La ragazza era arrivata alla frontiera a metà febbraio, con le strade impraticabili per le abbondanti nevicate. I volontari che l'hanno soccorsa col marito dicono che "non si reggeva sulle gambe". I gendarmi, anziché accompagnarla al vicino ospedale di Briancon, l'hanno lasciata davanti alla stazione di Bardonecchia. È stata quindi ricoverata per una settimana all'ospedale di Rivoli e poi trasferita al Sant’Anna di Torino. Qui è rimasta un mese, per consentirle di portare avanti la gravidanza. Le condizioni della donna sono precipitate all'improvviso. Lo scorso 15 marzo, subito dopo il parto cesareo, il bimbo pesava appena 700 grammi. Grazie alle cure della Rianimazione del Sant’Anna, a una settimana di distanza ha già preso 200 grammi. Il piccolo ora è ricoverato nell’ospedale torinese e assistito dal padre, anche lui respinto alla frontiera. La nascita del bimbo è considerata dai medici quasi “un miracolo”. Tra i dottori del Sant'Anna è scattata una gara di solidarietà per aiutare lui e il papà.

Medici ottimisti sulla salute del bambino

Il bambino, nato il 15 marzo prematuro di 29 settimane, “pesa circa 900 grammi e i segnali fanno ben sperare. Siamo cautamente ottimisti”, ha detto ha detto il dottor Enrico Bertino, direttore del reparto di neonatologia universitaria dell'Ospedale Sant'Anna: "La sua condizione clinica è speciale. La mamma è arrivata in fase terminale, con un linfoma di estrema gravità, e l'unica speranza era quella di salvare il neonato. Lei era cosciente, in rianimazione solo gli ultimi due giorni. Ha ricevuto il supporto e il sostegno di tutti gli operatori sanitari che l'hanno seguita non solo con tecnologie avanzatissime, ma soprattutto con un'assistenza multispecialistica.

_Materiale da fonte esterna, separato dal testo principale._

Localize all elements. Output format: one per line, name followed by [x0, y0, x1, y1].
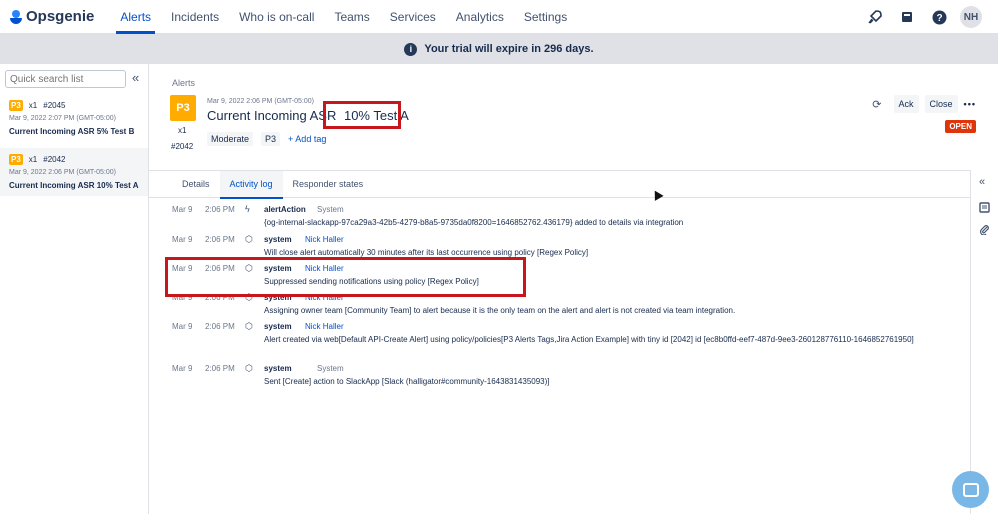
log-message: Assigning owner team [Community Team] to…: [264, 306, 736, 315]
opsgenie-logo-icon: [10, 9, 22, 24]
brand-name: Opsgenie: [26, 8, 95, 25]
help-icon[interactable]: ?: [928, 6, 950, 28]
alert-title: Current Incoming ASR 10% Test A: [9, 181, 139, 190]
chat-launcher-button[interactable]: [952, 471, 989, 508]
log-time: 2:06 PM: [205, 205, 235, 214]
more-actions-button[interactable]: •••: [964, 99, 976, 109]
alert-count: x1: [28, 101, 38, 110]
cube-icon: ⬡: [245, 321, 253, 331]
nav-teams[interactable]: Teams: [324, 0, 379, 34]
log-message: Sent [Create] action to SlackApp [Slack …: [264, 377, 550, 386]
top-nav: Opsgenie Alerts Incidents Who is on-call…: [0, 0, 998, 34]
close-button[interactable]: Close: [924, 95, 958, 113]
cube-icon: ⬡: [245, 234, 253, 244]
log-user-link[interactable]: Nick Haller: [305, 322, 344, 331]
log-source: alertAction: [264, 205, 306, 214]
detail-tabs: Details Activity log Responder states: [149, 170, 970, 199]
expand-panel-icon[interactable]: «: [979, 176, 985, 188]
log-time: 2:06 PM: [205, 322, 235, 331]
brand-logo[interactable]: Opsgenie: [10, 8, 94, 25]
alert-list-item-selected[interactable]: P3 x1 #2042 Mar 9, 2022 2:06 PM (GMT-05:…: [0, 148, 148, 196]
quick-search-input[interactable]: [5, 70, 126, 88]
collapse-sidebar-icon[interactable]: «: [132, 70, 139, 85]
alert-detail: Alerts P3 x1 #2042 Mar 9, 2022 2:06 PM (…: [149, 64, 998, 514]
svg-text:?: ?: [936, 13, 942, 24]
log-user: System: [317, 205, 344, 214]
highlight-box-suppressed: [165, 257, 526, 297]
alert-count: x1: [28, 155, 38, 164]
log-source: system: [264, 322, 292, 331]
severity-chip[interactable]: Moderate: [207, 132, 254, 146]
nav-alerts[interactable]: Alerts: [110, 0, 161, 34]
log-message: {og-internal-slackapp-97ca29a3-42b5-4279…: [264, 218, 684, 227]
alert-created-date: Mar 9, 2022 2:06 PM (GMT-05:00): [207, 98, 314, 105]
cube-icon: ⬡: [245, 363, 253, 373]
priority-chip[interactable]: P3: [261, 132, 281, 146]
book-icon[interactable]: [896, 6, 918, 28]
status-badge: OPEN: [945, 120, 976, 133]
nav-analytics[interactable]: Analytics: [446, 0, 514, 34]
log-date: Mar 9: [172, 322, 193, 331]
nav-services[interactable]: Services: [380, 0, 446, 34]
priority-badge-large: P3: [170, 95, 196, 121]
rocket-icon[interactable]: [864, 6, 886, 28]
highlight-box-title: [323, 101, 401, 129]
trial-banner: i Your trial will expire in 296 days.: [0, 34, 998, 64]
alert-count: x1: [178, 126, 187, 135]
attachment-icon[interactable]: [979, 224, 990, 238]
alert-title: Current Incoming ASR 5% Test B: [9, 127, 135, 136]
avatar[interactable]: NH: [960, 6, 982, 28]
info-icon: i: [404, 42, 418, 56]
refresh-icon[interactable]: ⟳: [872, 98, 881, 111]
log-time: 2:06 PM: [205, 235, 235, 244]
log-user-link[interactable]: Nick Haller: [305, 235, 344, 244]
breadcrumb[interactable]: Alerts: [172, 78, 195, 88]
notes-icon[interactable]: [979, 202, 990, 216]
bolt-icon: ϟ: [245, 204, 250, 214]
chat-icon: [962, 482, 979, 497]
add-tag-link[interactable]: + Add tag: [288, 134, 326, 144]
alert-list-item[interactable]: P3 x1 #2045 Mar 9, 2022 2:07 PM (GMT-05:…: [0, 94, 148, 142]
title-prefix: Current Incoming ASR: [207, 108, 337, 123]
log-message: Alert created via web[Default API-Create…: [264, 335, 914, 344]
nav-settings[interactable]: Settings: [514, 0, 577, 34]
tab-activity-log[interactable]: Activity log: [219, 170, 283, 199]
tiny-id: #2042: [171, 142, 194, 151]
priority-badge: P3: [9, 100, 23, 111]
priority-badge: P3: [9, 154, 23, 165]
alert-id: #2045: [43, 101, 66, 110]
log-date: Mar 9: [172, 235, 193, 244]
alert-id: #2042: [43, 155, 66, 164]
log-time: 2:06 PM: [205, 364, 235, 373]
alert-date: Mar 9, 2022 2:07 PM (GMT-05:00): [9, 115, 116, 122]
tab-responder-states[interactable]: Responder states: [283, 171, 374, 198]
log-source: system: [264, 364, 292, 373]
log-date: Mar 9: [172, 364, 193, 373]
nav-incidents[interactable]: Incidents: [161, 0, 229, 34]
nav-who-is-on-call[interactable]: Who is on-call: [229, 0, 324, 34]
tab-details[interactable]: Details: [172, 171, 220, 198]
alert-list-sidebar: « P3 x1 #2045 Mar 9, 2022 2:07 PM (GMT-0…: [0, 64, 149, 514]
ack-button[interactable]: Ack: [893, 95, 919, 113]
log-source: system: [264, 235, 292, 244]
alert-date: Mar 9, 2022 2:06 PM (GMT-05:00): [9, 169, 116, 176]
trial-banner-text: Your trial will expire in 296 days.: [424, 43, 594, 55]
right-rail: «: [970, 170, 998, 514]
log-date: Mar 9: [172, 205, 193, 214]
log-user: System: [317, 364, 344, 373]
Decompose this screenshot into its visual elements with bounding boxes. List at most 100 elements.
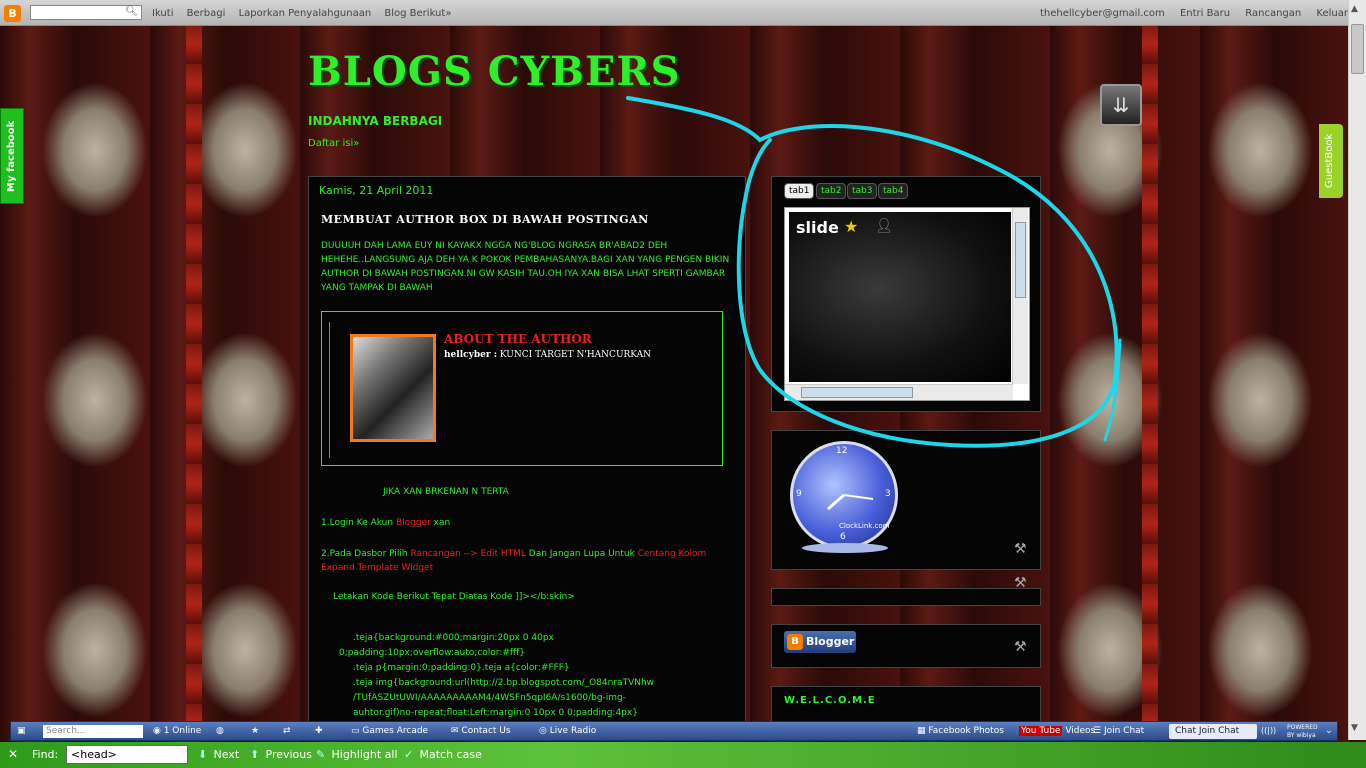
blog-post: Kamis, 21 April 2011 MEMBUAT AUTHOR BOX … [308,176,746,724]
powered-by-blogger-button[interactable]: B Blogger [784,631,856,653]
code-instruction: Letakan Kode Berikut Tepat Diatas Kode ]… [333,592,575,602]
blogger-link[interactable]: Blogger [396,518,431,528]
post-intro: DUUUUH DAH LAMA EUY NI KAYAKX NGGA NG'BL… [321,241,730,293]
welcome-widget: W.E.L.C.O.M.E [771,686,1041,726]
wibiya-menu-icon[interactable]: ▣ [17,726,26,736]
next-blog-link[interactable]: Blog Berikut» [384,8,451,19]
blog-title[interactable]: BLOGS CYBERS [308,48,681,95]
youtube-icon: You Tube [1019,726,1063,736]
facebook-side-tab[interactable]: My facebook [0,108,24,204]
analog-clock[interactable]: 12 3 6 9 ClockLink.com [790,441,898,549]
clocklink-label: ClockLink.com [839,522,890,530]
tab-2[interactable]: tab2 [816,183,847,199]
blogger-logo-icon[interactable]: B [4,5,21,22]
contact-label: Contact Us [461,726,511,736]
step-text: 1.Login Ke Akun [321,518,396,528]
radio-button[interactable]: ◎ Live Radio [539,726,596,736]
slideshow-vertical-scrollbar[interactable] [1012,208,1028,384]
match-case-checkbox[interactable]: ✓ Match case [404,748,482,761]
edit-wrench-icon[interactable]: ⚒ [1014,541,1027,557]
close-icon[interactable]: ✕ [8,747,18,761]
navbar-search-input[interactable]: 🔍︎ [30,5,142,20]
radio-icon: ◎ [539,726,550,736]
slideshow[interactable]: slide ★ 👤︎ [789,212,1011,382]
facebook-photos-button[interactable]: ▦ Facebook Photos [917,726,1004,736]
find-label: Find: [32,748,59,761]
scroll-down-button[interactable]: ⇊ [1100,84,1142,126]
scrollbar-thumb[interactable] [801,387,913,398]
collapse-chevron-icon[interactable]: ⌄ [1325,726,1333,736]
add-icon[interactable]: ✚ [315,726,323,736]
contact-button[interactable]: ✉ Contact Us [451,726,511,736]
author-tagline: hellcyber : KUNCI TARGET N'HANCURKAN [444,350,651,360]
table-of-contents-link[interactable]: Daftar isi» [308,138,359,149]
step-2: 2.Pada Dasbor Pilih Rancangan --> Edit H… [321,547,737,575]
clock-number: 12 [836,446,848,456]
find-input[interactable]: <head> [66,745,188,764]
edit-wrench-icon[interactable]: ⚒ [1014,575,1027,591]
code-line: /TUfASZUtUWI/AAAAAAAAAM4/4WSFn5qpI6A/s16… [353,693,627,703]
code-block: .teja{background:#000;margin:20px 0 40px… [339,631,713,721]
wibiya-powered-by[interactable]: POWERED BY wibiya [1287,724,1321,740]
clock-number: 9 [796,489,802,499]
share-link[interactable]: Berbagi [187,8,226,19]
slideshow-frame: slide ★ 👤︎ [784,207,1030,401]
previous-label: Previous [265,748,313,761]
code-line: .teja{background:#000;margin:20px 0 40px [353,633,554,643]
star-icon[interactable]: ★ [844,217,858,236]
scroll-down-arrow-icon[interactable]: ▼ [1351,723,1358,733]
games-button[interactable]: ▭ Games Arcade [351,726,428,736]
clock-number: 6 [840,532,846,542]
tab-3[interactable]: tab3 [847,183,878,199]
follow-link[interactable]: Ikuti [152,8,173,19]
photos-icon: ▦ [917,726,929,736]
online-users-button[interactable]: ◉ 1 Online [153,726,201,736]
blogger-widget: B Blogger ⚒ [771,624,1041,668]
code-line: .teja img{background:url(http://2.bp.blo… [353,678,655,688]
user-icon[interactable]: 👤︎ [875,218,893,234]
post-title[interactable]: MEMBUAT AUTHOR BOX DI BAWAH POSTINGAN [321,213,649,226]
blogger-navbar: B 🔍︎ Ikuti Berbagi Laporkan Penyalahguna… [0,0,1348,26]
join-chat-button[interactable]: ☰ Join Chat [1093,726,1144,736]
guestbook-side-tab[interactable]: GuestBook [1319,124,1343,198]
clock-widget: 12 3 6 9 ClockLink.com ⚒ [771,430,1041,570]
report-abuse-link[interactable]: Laporkan Penyalahgunaan [239,8,372,19]
scroll-up-arrow-icon[interactable]: ▲ [1351,4,1358,14]
author-box-heading: ABOUT THE AUTHOR [444,332,592,346]
edit-html-link[interactable]: Rancangan --> Edit HTML [410,549,525,559]
globe-icon[interactable]: ◍ [216,726,224,736]
chat-join-button[interactable]: Chat Join Chat [1169,724,1257,739]
sign-out-link[interactable]: Keluar [1316,8,1348,19]
find-next-button[interactable]: ⬇ Next [198,748,239,761]
clock-number: 3 [885,489,891,499]
search-icon[interactable]: 🔍︎ [125,6,138,17]
page-scrollbar[interactable]: ▲ ▼ [1348,0,1366,740]
edit-wrench-icon[interactable]: ⚒ [1014,639,1027,655]
find-previous-button[interactable]: ⬆ Previous [250,748,312,761]
author-box: ABOUT THE AUTHOR hellcyber : KUNCI TARGE… [321,311,723,466]
new-post-link[interactable]: Entri Baru [1180,8,1230,19]
wibiya-search-input[interactable]: Search... [43,725,143,738]
blog-description: INDAHNYA BERBAGI [308,114,443,128]
scrollbar-thumb[interactable] [1015,222,1026,298]
tabs-widget: tab1 tab2 tab3 tab4 slide ★ 👤︎ [771,176,1041,412]
highlight-all-button[interactable]: ✎ Highlight all [316,748,398,761]
signal-icon[interactable]: ((|)) [1261,726,1276,735]
design-link[interactable]: Rancangan [1245,8,1301,19]
post-paragraph: JIKA XAN BRKENAN N TERTA [383,487,509,497]
highlight-label: Highlight all [331,748,398,761]
shuffle-icon[interactable]: ⇄ [283,726,291,736]
wallpaper-stripe [1142,24,1158,744]
slideshow-horizontal-scrollbar[interactable] [785,384,1013,400]
videos-button[interactable]: You Tube Videos [1019,726,1095,736]
wibiya-toolbar: ▣ Search... ◉ 1 Online ◍ ★ ⇄ ✚ ▭ Games A… [10,721,1338,741]
tab-1[interactable]: tab1 [784,183,815,199]
online-icon: ◉ [153,726,164,736]
match-case-label: Match case [419,748,482,761]
star-icon[interactable]: ★ [251,726,259,736]
fb-photos-label: Facebook Photos [928,726,1004,736]
scrollbar-thumb[interactable] [1351,24,1364,74]
tab-4[interactable]: tab4 [878,183,909,199]
join-chat-label: Join Chat [1103,726,1145,736]
code-line: 0;padding:10px;overflow:auto;color:#fff} [339,648,525,658]
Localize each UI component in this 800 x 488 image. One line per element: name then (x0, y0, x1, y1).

La malattia materna avrebbe potuto compromettere le condizioni di salute e la crescita del feto".

Il marito: "Poteva andare in Francia, è rimasta per me"

"Lei era in regola. Avrebbe potuto andare in Francia, attraversare liberamente la frontiera, ma ha deciso di rimanere con me. Ci legava un grande amore e non ha voluto lasciarmi - sostiene il marito della giovane migrante - Volevo andare in Francia perché non ho i documenti e non ho un lavoro. Qui non mi restava che chiedere l'elemosina". E aggiunge: "Voglio ringraziare i medici per tutto quello che hanno fatto, soprattutto per mio figlio".

“Autorità francesi senza umanità”

"Le autorità francesi sembrano avere dimenticato l'umanità", ha detto Paolo Narcisi, presidente di Rainbow4Africa, l’associazione che ha soccorso la ragazza e che da dicembre ha aiutato un migliaio di migranti (LA ROTTA ALPINA). "I corrieri trattano meglio i loro pacchi", rincara la dose Narcisi, secondo cui respingere alla frontiera una donna incinta e malata "è un atto grave che va contro tutte le convenzioni internazionali e al buon senso, proprio come criminalizzare chi soccorre”. In riferimento anche al caso della guida alpina francese che rischia una condanna fino a cinque anni per avere soccorso un'altra migrante incinta, Narcisi ha detto: “Tutto questo è indice di una paura strisciante, ma non bisogna avere paura. Un giorno potremmo esserci noi al loro posto". Il presidente di Rainbow4Africa ha lanciato la campagna “Soccorrere non è un crimine”.